Seu primeiro quadrinho profissional, em 2009, falava sobre o conflito entre a Palestina e Israel. Dois anos depois, junto à roteirista Ana Recalde, criou a webcomic de terror “Beladona”, que conta a história de Samantha, uma menina que vive em dois mundos paralelos: o real e o dos sonhos.
“A Ana me convidou para trabalharmos juntos durante a Rio Comicon, extinto evento de HQ, em 2011. Ela sugeriu terror, que é um gênero que eu acho o máximo, mas pro qual nunca havia tido uma boa ideia, então topei na hora. No fim do dia, ela já veio com esses conceitos todos prontos. ‘Beladona’ talvez tenha sido um caminho para a Ana lidar com algumas questões pessoais, e para mim foi a oportunidade de levar meu trabalho a um ponto mais alto e desenvolver uma estética do macabro que vai me acompanhar ainda por muito tempo”, explica.

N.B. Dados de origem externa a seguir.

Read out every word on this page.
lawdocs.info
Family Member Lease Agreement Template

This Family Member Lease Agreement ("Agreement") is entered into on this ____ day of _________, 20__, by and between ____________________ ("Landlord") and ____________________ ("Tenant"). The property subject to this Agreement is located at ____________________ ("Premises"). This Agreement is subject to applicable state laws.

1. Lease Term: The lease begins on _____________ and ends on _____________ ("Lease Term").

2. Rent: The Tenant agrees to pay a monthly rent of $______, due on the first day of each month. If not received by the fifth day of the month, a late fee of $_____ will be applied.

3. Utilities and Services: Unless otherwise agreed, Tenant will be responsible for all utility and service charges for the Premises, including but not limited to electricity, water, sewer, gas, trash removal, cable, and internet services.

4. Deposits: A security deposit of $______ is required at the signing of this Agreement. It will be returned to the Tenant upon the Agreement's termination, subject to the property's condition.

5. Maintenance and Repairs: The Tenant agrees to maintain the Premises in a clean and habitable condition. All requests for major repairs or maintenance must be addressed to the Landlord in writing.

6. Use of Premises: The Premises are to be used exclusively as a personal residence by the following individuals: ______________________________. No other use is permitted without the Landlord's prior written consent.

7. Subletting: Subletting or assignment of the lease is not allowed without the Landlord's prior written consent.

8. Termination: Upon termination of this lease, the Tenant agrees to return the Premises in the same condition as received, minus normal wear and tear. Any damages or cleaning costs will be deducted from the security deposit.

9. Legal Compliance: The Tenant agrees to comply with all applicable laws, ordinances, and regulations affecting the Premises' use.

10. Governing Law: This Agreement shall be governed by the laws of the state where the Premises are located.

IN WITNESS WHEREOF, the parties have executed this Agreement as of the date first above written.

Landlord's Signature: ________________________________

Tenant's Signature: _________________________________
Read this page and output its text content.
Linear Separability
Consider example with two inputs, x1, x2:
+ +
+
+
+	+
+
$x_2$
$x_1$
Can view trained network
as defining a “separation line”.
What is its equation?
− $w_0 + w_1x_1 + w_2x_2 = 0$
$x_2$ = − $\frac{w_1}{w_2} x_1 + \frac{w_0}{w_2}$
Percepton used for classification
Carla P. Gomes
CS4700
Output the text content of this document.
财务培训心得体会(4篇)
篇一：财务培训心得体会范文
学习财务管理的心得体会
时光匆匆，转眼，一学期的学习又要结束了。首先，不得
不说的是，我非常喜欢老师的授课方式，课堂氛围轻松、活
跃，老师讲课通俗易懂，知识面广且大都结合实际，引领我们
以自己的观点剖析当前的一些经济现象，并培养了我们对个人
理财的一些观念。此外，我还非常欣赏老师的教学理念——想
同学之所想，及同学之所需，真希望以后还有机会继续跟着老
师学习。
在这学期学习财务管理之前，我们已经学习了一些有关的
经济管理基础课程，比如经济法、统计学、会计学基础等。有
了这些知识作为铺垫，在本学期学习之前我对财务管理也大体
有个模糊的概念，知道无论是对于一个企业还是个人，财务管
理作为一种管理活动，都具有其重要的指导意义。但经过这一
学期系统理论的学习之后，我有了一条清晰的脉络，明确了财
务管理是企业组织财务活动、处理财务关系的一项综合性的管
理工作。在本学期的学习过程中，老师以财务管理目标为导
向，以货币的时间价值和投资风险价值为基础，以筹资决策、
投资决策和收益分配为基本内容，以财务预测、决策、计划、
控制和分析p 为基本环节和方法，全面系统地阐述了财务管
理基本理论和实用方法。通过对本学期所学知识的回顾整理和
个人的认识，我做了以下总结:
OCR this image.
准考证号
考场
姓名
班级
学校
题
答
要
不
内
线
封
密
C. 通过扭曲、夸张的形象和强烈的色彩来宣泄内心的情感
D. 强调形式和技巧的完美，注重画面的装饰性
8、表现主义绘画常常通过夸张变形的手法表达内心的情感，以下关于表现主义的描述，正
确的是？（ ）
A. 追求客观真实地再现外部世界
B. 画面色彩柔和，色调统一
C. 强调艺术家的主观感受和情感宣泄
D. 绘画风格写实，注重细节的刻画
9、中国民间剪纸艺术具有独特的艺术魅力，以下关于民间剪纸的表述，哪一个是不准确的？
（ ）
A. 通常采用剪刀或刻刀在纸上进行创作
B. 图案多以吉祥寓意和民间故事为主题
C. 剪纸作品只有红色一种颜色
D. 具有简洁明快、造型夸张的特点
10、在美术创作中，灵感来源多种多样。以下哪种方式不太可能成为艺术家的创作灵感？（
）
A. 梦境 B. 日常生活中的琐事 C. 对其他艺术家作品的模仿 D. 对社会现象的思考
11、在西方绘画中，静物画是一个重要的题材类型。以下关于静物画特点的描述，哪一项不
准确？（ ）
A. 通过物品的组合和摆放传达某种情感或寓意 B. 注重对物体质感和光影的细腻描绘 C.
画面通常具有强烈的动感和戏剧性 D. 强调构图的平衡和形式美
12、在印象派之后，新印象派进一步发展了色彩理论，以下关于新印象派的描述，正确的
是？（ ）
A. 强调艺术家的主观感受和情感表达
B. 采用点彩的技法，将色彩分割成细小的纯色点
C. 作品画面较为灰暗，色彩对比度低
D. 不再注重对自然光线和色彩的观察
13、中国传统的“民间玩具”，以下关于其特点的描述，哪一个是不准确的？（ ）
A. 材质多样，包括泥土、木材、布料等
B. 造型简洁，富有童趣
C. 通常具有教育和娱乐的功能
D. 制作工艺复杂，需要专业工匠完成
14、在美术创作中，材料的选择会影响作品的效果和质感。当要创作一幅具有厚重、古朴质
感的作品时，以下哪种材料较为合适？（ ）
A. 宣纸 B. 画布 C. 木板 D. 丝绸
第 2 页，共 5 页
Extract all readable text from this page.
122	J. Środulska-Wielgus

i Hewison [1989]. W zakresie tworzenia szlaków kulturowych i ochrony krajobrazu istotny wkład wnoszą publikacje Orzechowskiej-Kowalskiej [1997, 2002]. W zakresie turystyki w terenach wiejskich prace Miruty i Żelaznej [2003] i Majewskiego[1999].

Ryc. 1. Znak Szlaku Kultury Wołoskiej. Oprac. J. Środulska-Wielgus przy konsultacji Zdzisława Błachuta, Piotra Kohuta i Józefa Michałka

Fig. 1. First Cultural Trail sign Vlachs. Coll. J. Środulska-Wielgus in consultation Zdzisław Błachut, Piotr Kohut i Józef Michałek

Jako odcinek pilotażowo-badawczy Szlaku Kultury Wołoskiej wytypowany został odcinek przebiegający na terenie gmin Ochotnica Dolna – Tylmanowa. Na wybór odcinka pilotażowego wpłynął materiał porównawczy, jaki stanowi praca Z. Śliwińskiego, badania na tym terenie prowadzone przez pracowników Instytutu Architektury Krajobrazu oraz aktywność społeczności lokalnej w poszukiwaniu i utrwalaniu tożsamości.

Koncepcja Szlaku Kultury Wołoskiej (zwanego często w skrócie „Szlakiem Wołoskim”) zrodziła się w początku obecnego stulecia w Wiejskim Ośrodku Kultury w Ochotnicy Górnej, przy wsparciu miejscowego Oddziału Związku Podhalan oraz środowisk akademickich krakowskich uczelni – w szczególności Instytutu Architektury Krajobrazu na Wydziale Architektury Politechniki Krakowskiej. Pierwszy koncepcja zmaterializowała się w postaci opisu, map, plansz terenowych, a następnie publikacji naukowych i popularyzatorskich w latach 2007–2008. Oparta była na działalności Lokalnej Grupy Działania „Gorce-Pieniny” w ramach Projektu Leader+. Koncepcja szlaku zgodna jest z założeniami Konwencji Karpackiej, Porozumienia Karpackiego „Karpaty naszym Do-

Em dezembro de 2014, a história foi impressa e virou livro. Foi, inclusive, as páginas de “Beladona” que Denis enviou como portfólio comprovando a experiência com a linguagem de HQ para o processo seletivo da EESI. Além disso, o ilustrador produziu quadrinhos de futebol, policial, bebedeiras, filosofia, drama, música, entre outros. Para o futuro, o quadrinista deseja fazer trabalhos que sejam relevantes e que tragam transformação e uma experiência boa e marcante para os leitores.
“Quero, antes de qualquer coisa, sobreviver com isso, que é uma das principais barreiras que tenho encontrado dificuldade de superar até o momento aqui no mercado interno. Almejo produzir quadrinhos por muitos e muitos anos, contar essas histórias que martelam na minha cabeça e que infelizmente demoram tanto para ser publicadas, pois é um processo demorado de produção, principalmente os trabalhos mais extensos”, confessa.
A curto prazo, Denis quer lançar uma publicação prólogo de “Teocrasília” ainda antes da viagem e, assim que embarcar, quer tentar absorver ao máximo a experiência, abrir as portas que forem possíveis, e, quem sabe, conseguir publicar “Beladona” por lá.